On the Outage Capacity of a Practical Decoder Accounting for Channel Estimation Inaccuracies

TL;DR

This paper investigates the outage capacity of practical decoders under channel estimation errors, deriving a new decoding metric that improves achievable rates and BER performance in fading MIMO channels without added complexity.

Contribution

It introduces a new decoding metric for nearest neighbor decoders that accounts for channel estimation inaccuracies, enhancing performance in practical coded modulation systems.

Findings

Significant gains in achievable rates and BER with the new metric.

The proposed decoder outperforms classical mismatched ML decoders.

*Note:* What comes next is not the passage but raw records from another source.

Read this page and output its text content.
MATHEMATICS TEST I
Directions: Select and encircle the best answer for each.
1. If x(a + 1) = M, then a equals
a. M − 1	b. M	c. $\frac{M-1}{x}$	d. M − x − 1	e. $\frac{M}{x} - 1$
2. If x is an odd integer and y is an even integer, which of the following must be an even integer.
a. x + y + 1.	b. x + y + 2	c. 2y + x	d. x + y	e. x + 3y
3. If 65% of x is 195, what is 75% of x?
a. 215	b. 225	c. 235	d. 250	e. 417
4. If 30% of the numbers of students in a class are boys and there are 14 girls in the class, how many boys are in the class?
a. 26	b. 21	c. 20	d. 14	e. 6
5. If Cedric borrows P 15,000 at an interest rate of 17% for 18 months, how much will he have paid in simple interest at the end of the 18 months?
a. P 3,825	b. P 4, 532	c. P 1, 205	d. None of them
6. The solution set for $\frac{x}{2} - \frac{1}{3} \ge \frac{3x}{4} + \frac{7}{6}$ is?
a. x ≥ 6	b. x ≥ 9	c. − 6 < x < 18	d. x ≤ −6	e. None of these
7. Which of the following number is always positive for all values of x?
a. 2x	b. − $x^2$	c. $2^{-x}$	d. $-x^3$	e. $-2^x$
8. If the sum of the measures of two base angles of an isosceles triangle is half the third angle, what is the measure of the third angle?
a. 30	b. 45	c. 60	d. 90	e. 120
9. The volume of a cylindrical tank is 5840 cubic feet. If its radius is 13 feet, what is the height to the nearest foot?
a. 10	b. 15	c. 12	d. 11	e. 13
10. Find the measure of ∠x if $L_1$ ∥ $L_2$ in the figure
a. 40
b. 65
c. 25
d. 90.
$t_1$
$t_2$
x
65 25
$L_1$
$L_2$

No additional decoding complexity is introduced.

Abstract

The optimal decoder achieving the outage capacity under imperfect channel estimation is investigated. First, by searching into the family of nearest neighbor decoders, which can be easily implemented on most practical coded modulation systems, we derive a decoding metric that minimizes the average of the transmission error probability over all channel estimation errors. Next, we specialize our general expression to obtain the corresponding decoding metric for fading MIMO channels. According to the notion of estimation-induced outage (EIO) capacity introduced in our previous work and assuming no channel state information (CSI) at the transmitter, we characterize maximal achievable information rates, using Gaussian codebooks, associated to the proposed decoder. In the case of uncorrelated Rayleigh fading, these achievable rates are compared to the rates achieved by the classical mismatched maximum-likelihood (ML) decoder and the ultimate limits given by the EIO capacity. Numerical results show that the derived metric provides significant gains for the considered scenario, in terms of achievable information rates and bit error rate (BER), in a bit interleaved coded modulation (BICM) framework, without introducing any additional decoding complexity.